I love the energy and even excitement that Sarah Koenig pumped into the podcast genre and radio storytelling with "Serial," a 12-part series on a Baltimore murder from 1999.
But as I listened to the final segment today, I couldn't help but feel frustrated and even annoyed by the ending.
For those who haven't been following, the weekly, non-fiction account of a Baltimore murder involving students at Woodlawn High School is the media hit of the fall. At the center of "Serial" are Hae Min Lee, who went missing in 1999 and whose body was found a few weeks later in Leakin Park, and her former boyfriend Adnan Syed, who was convicted of murder, sentenced to life plus 30 years in prison.
Sarah Koenig, a former Sun reporter, is host and executive producer of the series, from the producers of public radio's "This American Life."
Down the home stretch of the 12th episode, which became available today, Koenig said the magic words I have been waiting to hear for weeks, "What do we know? Not, 'What do we think we know?' But what do we know?"
That is the business and core mission of journalism as I know and practice it: What do we know to be true?
"Yes! Yes! Yes!" I wrote on a note pad.
I was right to be excited about this series, I thought.
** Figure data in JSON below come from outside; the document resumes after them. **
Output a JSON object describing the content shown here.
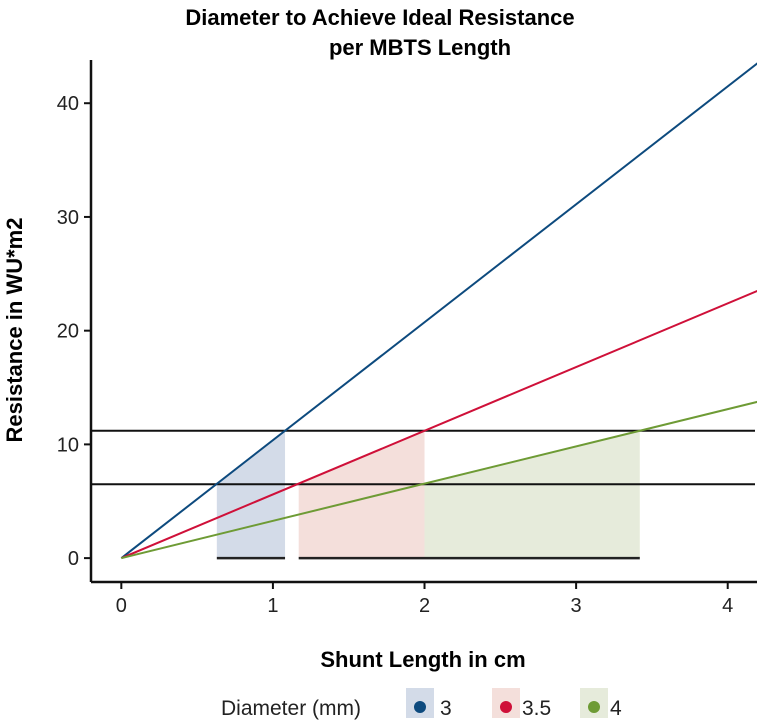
{
  "chart_data": {
    "type": "line",
    "title": "Diameter to Achieve Ideal Resistance",
    "subtitle": "per MBTS Length",
    "xlabel": "Shunt Length in cm",
    "ylabel": "Resistance in WU*m2",
    "xlim": [
      -0.2,
      4.18
    ],
    "ylim": [
      -2.1,
      43.8
    ],
    "xticks": [
      0,
      1,
      2,
      3,
      4
    ],
    "yticks": [
      0,
      10,
      20,
      30,
      40
    ],
    "grid": false,
    "legend": {
      "title": "Diameter (mm)",
      "placement": "bottom"
    },
    "series": [
      {
        "name": "3",
        "color": "#0d4a7e",
        "fill": "#d3dbe8",
        "x": [
          0,
          4.2
        ],
        "y": [
          0,
          43.6
        ],
        "slope": 10.37,
        "shade_x": [
          0.63,
          1.08
        ]
      },
      {
        "name": "3.5",
        "color": "#cf1039",
        "fill": "#f4dfdb",
        "x": [
          0,
          4.2
        ],
        "y": [
          0,
          23.5
        ],
        "slope": 5.6,
        "shade_x": [
          1.17,
          2.0
        ]
      },
      {
        "name": "4",
        "color": "#6e9b35",
        "fill": "#e6ebdb",
        "x": [
          0,
          4.2
        ],
        "y": [
          0,
          13.75
        ],
        "slope": 3.275,
        "shade_x": [
          2.0,
          3.42
        ]
      }
    ],
    "reference_lines_y": [
      6.5,
      11.2
    ],
    "baseline_segments": [
      [
        0.63,
        1.08
      ],
      [
        1.17,
        3.42
      ]
    ]
  }
}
I was right to want to spend time interviewing Koenig in an effort to get inside the engine room of this series to see how it works.
But instead of answering that question by detailing what's known to be true the way a journalist would, Koenig quickly betrayed that mission and assumed a different persona for her listeners.
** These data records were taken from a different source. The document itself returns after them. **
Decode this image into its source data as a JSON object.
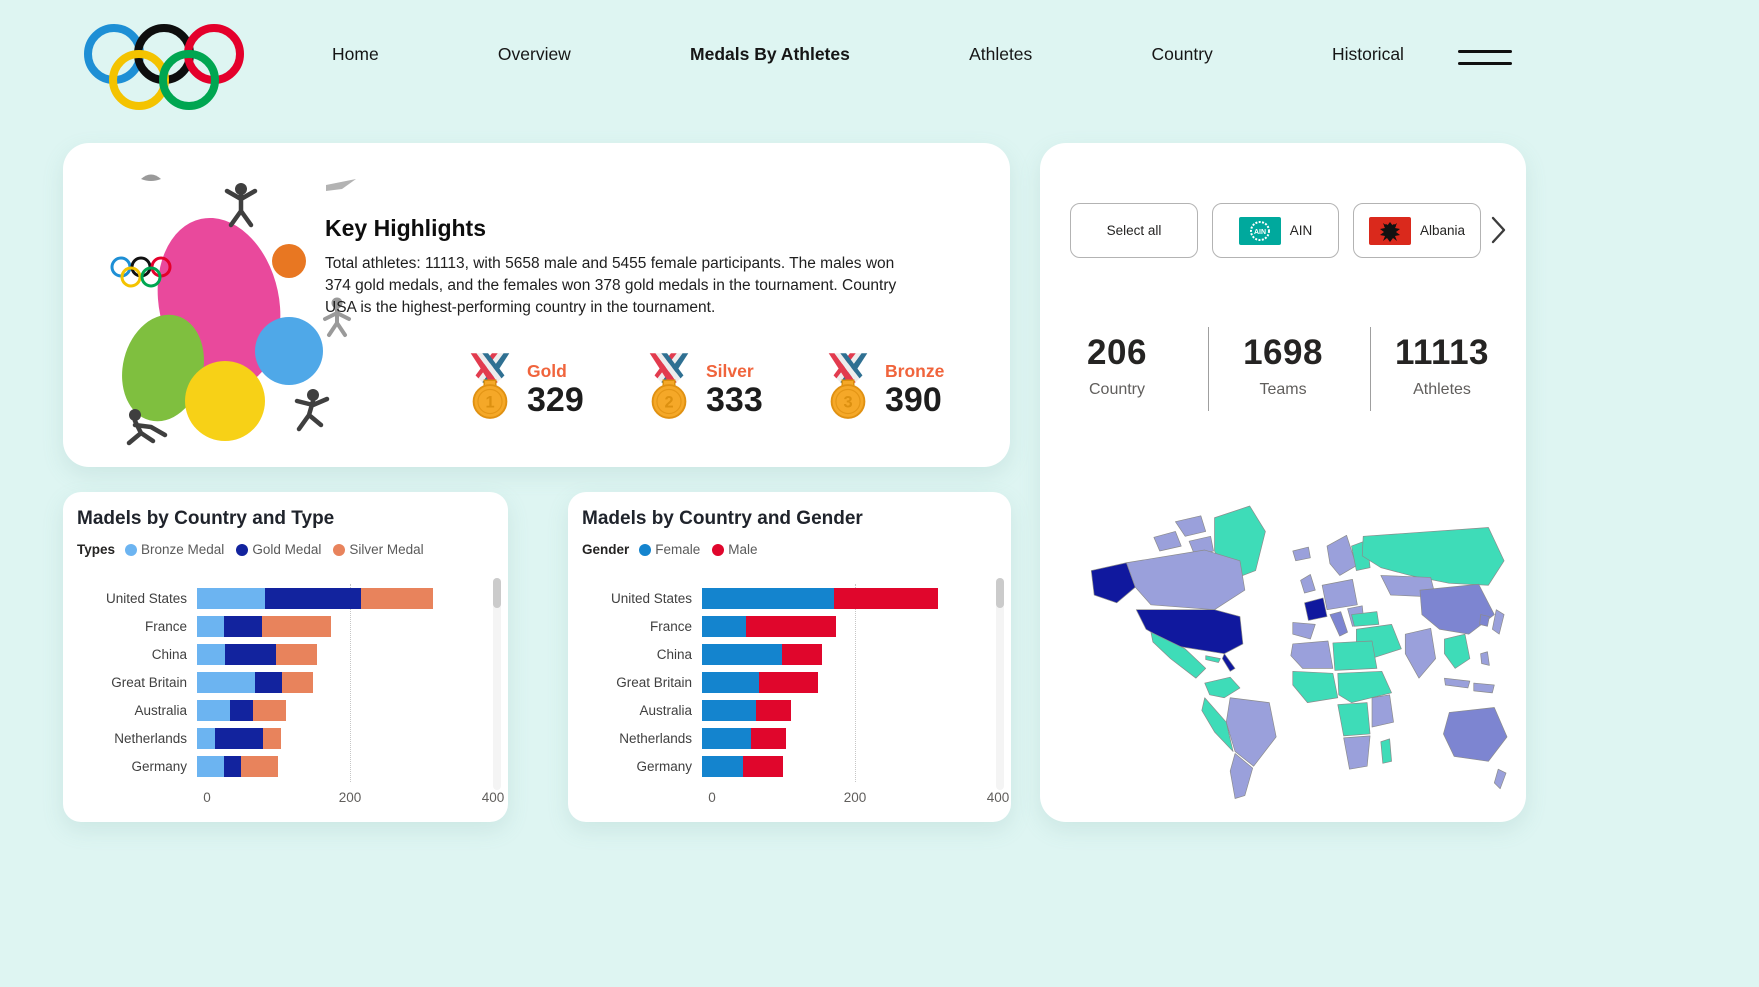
{
  "nav": {
    "items": [
      {
        "label": "Home"
      },
      {
        "label": "Overview"
      },
      {
        "label": "Medals By Athletes"
      },
      {
        "label": "Athletes"
      },
      {
        "label": "Country"
      },
      {
        "label": "Historical"
      }
    ],
    "active_index": 2
  },
  "icons": {
    "logo": "olympic-rings-icon",
    "menu": "hamburger-icon",
    "next": "chevron-right-icon",
    "ain": "ain-flag-icon",
    "albania": "albania-flag-icon"
  },
  "highlights": {
    "title": "Key Highlights",
    "description": "Total athletes: 11113, with 5658 male and 5455 female participants. The males won 374 gold medals, and the females won 378 gold medals in the tournament. Country USA is the highest-performing country in the tournament.",
    "medals": [
      {
        "label": "Gold",
        "value": "329",
        "rank": "1"
      },
      {
        "label": "Silver",
        "value": "333",
        "rank": "2"
      },
      {
        "label": "Bronze",
        "value": "390",
        "rank": "3"
      }
    ]
  },
  "filters": {
    "select_all": "Select all",
    "items": [
      {
        "label": "AIN"
      },
      {
        "label": "Albania"
      }
    ]
  },
  "stats": [
    {
      "value": "206",
      "label": "Country"
    },
    {
      "value": "1698",
      "label": "Teams"
    },
    {
      "value": "11113",
      "label": "Athletes"
    }
  ],
  "chart_data": [
    {
      "type": "bar",
      "orientation": "horizontal",
      "stacked": true,
      "title": "Madels by Country and Type",
      "legend_title": "Types",
      "legend_position": "top",
      "categories": [
        "United States",
        "France",
        "China",
        "Great Britain",
        "Australia",
        "Netherlands",
        "Germany"
      ],
      "series": [
        {
          "name": "Bronze Medal",
          "color": "#6CB4F1",
          "values": [
            95,
            38,
            39,
            81,
            46,
            25,
            38
          ]
        },
        {
          "name": "Gold Medal",
          "color": "#12239E",
          "values": [
            134,
            53,
            71,
            38,
            32,
            67,
            24
          ]
        },
        {
          "name": "Silver Medal",
          "color": "#E8835C",
          "values": [
            101,
            96,
            58,
            43,
            46,
            26,
            51
          ]
        }
      ],
      "xlim": [
        0,
        400
      ],
      "xticks": [
        0,
        200,
        400
      ],
      "grid": "dotted-vertical"
    },
    {
      "type": "bar",
      "orientation": "horizontal",
      "stacked": true,
      "title": "Madels by Country and Gender",
      "legend_title": "Gender",
      "legend_position": "top",
      "categories": [
        "United States",
        "France",
        "China",
        "Great Britain",
        "Australia",
        "Netherlands",
        "Germany"
      ],
      "series": [
        {
          "name": "Female",
          "color": "#1484CE",
          "values": [
            185,
            62,
            112,
            80,
            76,
            69,
            57
          ]
        },
        {
          "name": "Male",
          "color": "#E0062C",
          "values": [
            145,
            125,
            56,
            82,
            48,
            49,
            56
          ]
        }
      ],
      "xlim": [
        0,
        400
      ],
      "xticks": [
        0,
        200,
        400
      ],
      "grid": "dotted-vertical"
    }
  ],
  "palette": {
    "page_bg": "#DEF5F2",
    "card_bg": "#FFFFFF",
    "accent_orange": "#F0643C",
    "text_dark": "#252423",
    "text_gray": "#605E5C",
    "map_teal": "#3EDCB8",
    "map_light_purple": "#9AA0DB",
    "map_medium_purple": "#7D85D1",
    "map_navy": "#10189E"
  }
}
"As a juror," she said less than a minute later, "I vote to acquit Adnan."
There are too many holes in the prosecution's case and not enough evidence by the standards of law to send him to prison where he resides today, she explained
But then, she quickly jumped out of her juror's persona and said, "So, as a human being walking down the street next week, what do I think?"
Her answer here in the persona of a "human being walking down the street next week" (as opposed to, what, someone from another planet hanging out at the 'Star Wars' wookiee bar?): "If you ask me to swear Adnan Syed [is] innocent, I couldn't do it."
I can handle the persona shifting from beat to beat. But, she had barely assumed this "human being" mantle when she undercut that with, "Most of the time, I think he didn't do it."
Why?
"For big reasons, like the utter lack of evidence," she said. "But also small reasons like things he's said to me almost just off the cuff. Or, moments when he's cried to me on the phone and tried to stifle it so I wouldn't hear."
Here's where I really became annoyed: "... moments when he's cried to me on the phone and tried to stifle it so I wouldn't hear."
Wow. Goodbye, journalism, and all that high-sounding talk about what do we know to be true. Koenig's making this call in part on things she couldn't come close to knowing to be true.
Was he really crying? Who was he crying for? Maybe himself, no? How hard was he trying to "stifle" it from her, anyway, if she heard it?
You're kidding me, Sarah, right? After all these hours together of my trust as a listener and my faith in you as a journalist, in the final two minutes, you're talking to me about the tears on the phone that he tried to "stifle" from you.
Was he maybe even playing you? Did you consider that possibility? If so, why didn't you tell us? You told us every other second, third, fourth and fiftieth thought you had during the 12 weeks? I'm just wondering why the tears appear at such a key point in your closing argument without qualification?
Earlier in the final podcast, Koenig commented on how conflicting but convincing testimony from one of Adnan's friends had made her wonder if, "It's all just in the delivery."
In other words, if the listener isn't in the end convinced not by the logic or truth of what's said, but by the way it's delivered.
I think that's what happened with me. I was dazzled by the reaction to "Serial," but that was largely a reaction to the way Koenig and her team from "This American Life" delivered it on an ever-changing media landscape. And I still praise them to the heavens for what they accomplished in terms of showing the potential of podcasting and how what's thought of as old media can suddenly be recast as vibrant and new.
But once you opened the package that "Serial" delivered with its final episode today, there wasn't much inside -- at least by the standards of traditional journalism that Koenig said she adhered to with her talk of what "we know to be true."